В светлице образа по углам, на стенах богатые мунгальские ковры с бахромой.
Усадила гостей рядом с кирпичной печью, покрытой желтыми, синими, зелеными, будто леденцовыми изразцами, перед печкою — медный лист, железная кочерга и совок тяжелого черного металла.
И везде — образа, везде лампадки, свет в которых возжжен.

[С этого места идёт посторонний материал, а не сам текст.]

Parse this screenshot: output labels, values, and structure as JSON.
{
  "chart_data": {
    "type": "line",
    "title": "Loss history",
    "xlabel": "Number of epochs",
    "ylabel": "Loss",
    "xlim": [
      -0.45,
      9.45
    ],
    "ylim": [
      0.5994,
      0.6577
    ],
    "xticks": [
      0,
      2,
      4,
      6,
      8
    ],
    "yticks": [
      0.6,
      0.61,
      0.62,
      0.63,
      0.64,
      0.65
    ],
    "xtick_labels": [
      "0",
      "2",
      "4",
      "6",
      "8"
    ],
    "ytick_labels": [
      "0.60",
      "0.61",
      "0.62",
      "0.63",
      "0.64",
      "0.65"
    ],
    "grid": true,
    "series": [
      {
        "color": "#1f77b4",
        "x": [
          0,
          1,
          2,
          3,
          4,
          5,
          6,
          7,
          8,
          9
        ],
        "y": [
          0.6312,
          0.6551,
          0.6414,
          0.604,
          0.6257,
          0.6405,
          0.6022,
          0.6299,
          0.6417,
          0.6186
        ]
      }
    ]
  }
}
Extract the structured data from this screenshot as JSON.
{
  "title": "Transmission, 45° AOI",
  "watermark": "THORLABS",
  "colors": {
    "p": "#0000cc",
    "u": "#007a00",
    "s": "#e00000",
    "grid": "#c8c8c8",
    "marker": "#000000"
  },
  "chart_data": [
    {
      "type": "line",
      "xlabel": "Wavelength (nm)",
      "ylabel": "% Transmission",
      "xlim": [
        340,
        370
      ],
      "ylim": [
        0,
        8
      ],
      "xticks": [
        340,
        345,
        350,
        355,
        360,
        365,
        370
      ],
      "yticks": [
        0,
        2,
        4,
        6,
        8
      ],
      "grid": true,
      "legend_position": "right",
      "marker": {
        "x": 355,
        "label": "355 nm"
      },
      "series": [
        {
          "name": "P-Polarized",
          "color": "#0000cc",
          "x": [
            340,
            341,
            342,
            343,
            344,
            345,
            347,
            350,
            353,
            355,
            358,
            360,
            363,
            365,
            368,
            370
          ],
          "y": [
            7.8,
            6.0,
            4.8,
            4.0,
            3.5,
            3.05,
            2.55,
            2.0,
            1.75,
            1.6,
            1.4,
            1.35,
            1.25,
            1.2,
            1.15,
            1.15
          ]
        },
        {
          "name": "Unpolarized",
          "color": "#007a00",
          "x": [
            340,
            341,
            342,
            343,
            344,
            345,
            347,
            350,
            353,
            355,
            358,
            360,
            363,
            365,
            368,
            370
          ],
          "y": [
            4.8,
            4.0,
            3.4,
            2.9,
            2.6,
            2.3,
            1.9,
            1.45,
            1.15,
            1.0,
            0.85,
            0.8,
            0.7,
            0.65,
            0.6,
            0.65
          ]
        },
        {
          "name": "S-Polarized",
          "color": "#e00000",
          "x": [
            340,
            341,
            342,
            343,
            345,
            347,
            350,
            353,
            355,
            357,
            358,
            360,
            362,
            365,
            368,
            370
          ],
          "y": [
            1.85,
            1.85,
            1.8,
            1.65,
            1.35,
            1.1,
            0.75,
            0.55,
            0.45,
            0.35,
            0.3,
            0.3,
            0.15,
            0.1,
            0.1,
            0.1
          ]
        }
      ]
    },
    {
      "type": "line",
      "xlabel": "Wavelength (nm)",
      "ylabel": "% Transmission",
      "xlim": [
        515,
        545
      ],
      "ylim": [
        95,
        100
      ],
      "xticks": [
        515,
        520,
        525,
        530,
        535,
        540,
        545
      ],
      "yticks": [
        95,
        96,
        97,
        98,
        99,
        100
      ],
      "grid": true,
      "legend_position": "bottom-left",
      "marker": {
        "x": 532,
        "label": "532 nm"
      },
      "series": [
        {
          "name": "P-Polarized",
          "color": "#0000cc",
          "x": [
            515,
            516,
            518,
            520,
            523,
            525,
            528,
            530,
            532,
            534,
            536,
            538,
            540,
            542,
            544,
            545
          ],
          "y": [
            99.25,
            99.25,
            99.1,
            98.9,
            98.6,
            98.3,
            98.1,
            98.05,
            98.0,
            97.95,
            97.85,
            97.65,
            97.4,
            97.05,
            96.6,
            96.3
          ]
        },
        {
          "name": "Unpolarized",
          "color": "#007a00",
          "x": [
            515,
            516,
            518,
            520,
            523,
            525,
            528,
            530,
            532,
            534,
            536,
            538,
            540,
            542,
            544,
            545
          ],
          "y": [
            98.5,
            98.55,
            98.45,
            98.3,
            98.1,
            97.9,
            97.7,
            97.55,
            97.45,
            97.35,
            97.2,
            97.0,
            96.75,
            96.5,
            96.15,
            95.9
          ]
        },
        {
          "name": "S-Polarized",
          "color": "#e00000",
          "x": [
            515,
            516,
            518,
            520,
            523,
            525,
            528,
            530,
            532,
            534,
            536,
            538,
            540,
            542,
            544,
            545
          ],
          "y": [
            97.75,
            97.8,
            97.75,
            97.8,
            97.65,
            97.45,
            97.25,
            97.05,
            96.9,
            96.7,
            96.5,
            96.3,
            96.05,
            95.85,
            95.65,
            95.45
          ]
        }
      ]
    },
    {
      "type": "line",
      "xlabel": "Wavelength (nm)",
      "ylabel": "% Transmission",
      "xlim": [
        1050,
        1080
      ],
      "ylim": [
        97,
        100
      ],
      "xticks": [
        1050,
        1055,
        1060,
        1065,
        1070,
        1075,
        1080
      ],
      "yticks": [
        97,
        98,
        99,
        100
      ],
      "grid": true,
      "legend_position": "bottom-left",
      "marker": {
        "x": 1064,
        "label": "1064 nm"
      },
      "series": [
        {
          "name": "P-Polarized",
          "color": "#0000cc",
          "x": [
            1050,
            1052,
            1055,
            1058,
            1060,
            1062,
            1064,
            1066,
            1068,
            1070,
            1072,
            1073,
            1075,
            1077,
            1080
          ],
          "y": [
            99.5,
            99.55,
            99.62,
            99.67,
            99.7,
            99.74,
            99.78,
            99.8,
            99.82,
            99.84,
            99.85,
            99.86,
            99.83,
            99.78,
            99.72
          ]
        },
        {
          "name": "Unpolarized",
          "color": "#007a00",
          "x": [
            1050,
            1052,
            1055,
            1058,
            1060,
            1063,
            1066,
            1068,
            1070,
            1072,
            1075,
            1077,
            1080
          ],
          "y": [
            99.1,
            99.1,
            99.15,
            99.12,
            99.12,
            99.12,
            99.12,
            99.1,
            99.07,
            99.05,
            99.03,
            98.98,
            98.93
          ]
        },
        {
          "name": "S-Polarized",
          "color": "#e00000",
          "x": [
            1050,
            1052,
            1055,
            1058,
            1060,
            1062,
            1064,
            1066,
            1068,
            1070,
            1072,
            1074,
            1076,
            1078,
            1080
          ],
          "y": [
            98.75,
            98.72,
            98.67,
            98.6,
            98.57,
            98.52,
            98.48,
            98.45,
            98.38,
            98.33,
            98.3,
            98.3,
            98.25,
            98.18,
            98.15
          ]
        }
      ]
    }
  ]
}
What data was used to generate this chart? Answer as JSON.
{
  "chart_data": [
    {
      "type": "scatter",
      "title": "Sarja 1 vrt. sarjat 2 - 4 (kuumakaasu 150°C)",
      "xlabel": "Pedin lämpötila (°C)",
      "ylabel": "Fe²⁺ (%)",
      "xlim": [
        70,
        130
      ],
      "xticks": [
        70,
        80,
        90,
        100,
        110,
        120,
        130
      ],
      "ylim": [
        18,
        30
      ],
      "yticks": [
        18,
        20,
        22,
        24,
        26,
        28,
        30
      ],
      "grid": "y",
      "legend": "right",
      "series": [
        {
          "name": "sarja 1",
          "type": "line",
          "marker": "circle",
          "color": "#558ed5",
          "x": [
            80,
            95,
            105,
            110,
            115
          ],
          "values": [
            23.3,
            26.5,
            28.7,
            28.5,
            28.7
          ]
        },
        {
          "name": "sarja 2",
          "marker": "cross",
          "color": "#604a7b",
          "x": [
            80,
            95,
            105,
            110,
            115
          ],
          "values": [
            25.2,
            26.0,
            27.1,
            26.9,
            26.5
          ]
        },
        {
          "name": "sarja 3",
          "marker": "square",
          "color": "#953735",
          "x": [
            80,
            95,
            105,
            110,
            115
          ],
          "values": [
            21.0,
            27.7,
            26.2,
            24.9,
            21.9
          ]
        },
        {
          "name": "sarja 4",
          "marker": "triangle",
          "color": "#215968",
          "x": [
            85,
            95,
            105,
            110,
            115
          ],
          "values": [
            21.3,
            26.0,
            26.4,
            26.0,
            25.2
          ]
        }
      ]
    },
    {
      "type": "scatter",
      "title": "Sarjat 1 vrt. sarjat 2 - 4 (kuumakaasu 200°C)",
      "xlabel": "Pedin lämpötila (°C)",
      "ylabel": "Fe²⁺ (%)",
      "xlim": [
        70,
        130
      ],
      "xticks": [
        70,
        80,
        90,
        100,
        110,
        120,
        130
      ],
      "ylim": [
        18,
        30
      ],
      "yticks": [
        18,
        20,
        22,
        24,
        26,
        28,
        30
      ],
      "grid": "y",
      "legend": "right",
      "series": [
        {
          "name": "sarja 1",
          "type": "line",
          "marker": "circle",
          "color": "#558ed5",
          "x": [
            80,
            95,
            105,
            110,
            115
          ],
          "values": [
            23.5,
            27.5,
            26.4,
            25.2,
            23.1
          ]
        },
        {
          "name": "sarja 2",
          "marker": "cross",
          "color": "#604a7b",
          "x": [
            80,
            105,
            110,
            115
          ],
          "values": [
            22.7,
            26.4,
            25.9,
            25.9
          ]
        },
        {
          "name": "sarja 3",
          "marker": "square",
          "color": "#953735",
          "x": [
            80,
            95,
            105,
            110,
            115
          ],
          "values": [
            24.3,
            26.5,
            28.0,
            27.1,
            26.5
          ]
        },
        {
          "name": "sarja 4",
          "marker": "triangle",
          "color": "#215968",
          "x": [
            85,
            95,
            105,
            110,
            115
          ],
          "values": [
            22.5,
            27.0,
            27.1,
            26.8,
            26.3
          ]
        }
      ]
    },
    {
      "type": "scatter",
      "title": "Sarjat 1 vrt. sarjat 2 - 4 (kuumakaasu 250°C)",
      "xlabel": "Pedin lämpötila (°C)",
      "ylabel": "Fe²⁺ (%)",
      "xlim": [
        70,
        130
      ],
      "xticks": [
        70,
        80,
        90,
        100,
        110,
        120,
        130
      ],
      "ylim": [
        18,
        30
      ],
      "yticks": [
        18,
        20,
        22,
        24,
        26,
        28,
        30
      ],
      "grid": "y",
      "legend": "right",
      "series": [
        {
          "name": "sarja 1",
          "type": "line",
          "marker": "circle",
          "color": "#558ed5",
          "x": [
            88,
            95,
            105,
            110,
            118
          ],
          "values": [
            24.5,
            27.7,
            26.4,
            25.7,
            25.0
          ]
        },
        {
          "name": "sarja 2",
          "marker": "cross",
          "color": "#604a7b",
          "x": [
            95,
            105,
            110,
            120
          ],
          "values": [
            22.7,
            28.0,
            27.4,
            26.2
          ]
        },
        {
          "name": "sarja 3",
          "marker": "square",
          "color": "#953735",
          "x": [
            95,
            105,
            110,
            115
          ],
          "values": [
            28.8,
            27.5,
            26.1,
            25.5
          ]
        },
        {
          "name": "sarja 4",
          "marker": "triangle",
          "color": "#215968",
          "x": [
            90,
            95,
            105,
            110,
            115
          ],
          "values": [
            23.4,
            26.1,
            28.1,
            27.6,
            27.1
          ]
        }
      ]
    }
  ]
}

В московском воздухе, сильно не похожем на сырость плоского солдатского Санкт-Петербурха, таилось что-то необычное. Например, необычным показался Ивану портрет у входа — незнакомый не старый человек в старинных одеждах. Подумал: наверное, кто-то из Матвеевых, может, еще из стрельцов… И это совсем показалось странно… Раньше Елизавета Петровна не решилась бы повесить в доме портрет стрельца…
— А это что? — изумился, поворачиваясь обернувшись к окнам думный дьяк.
— А это окна, батюшка, — все еще сквозь слезы ответила вдова Саплина. За последние годы она сильно раздалась, халат на ней был малиновый из китайки, новый, на шее нежно мерцало чудное жемчужное ожерелье.
— Вижу, что окна, — выдохнул Кузьма Петрович и его обвислые щеки дрогнули. — Зачем бумагой заклеены?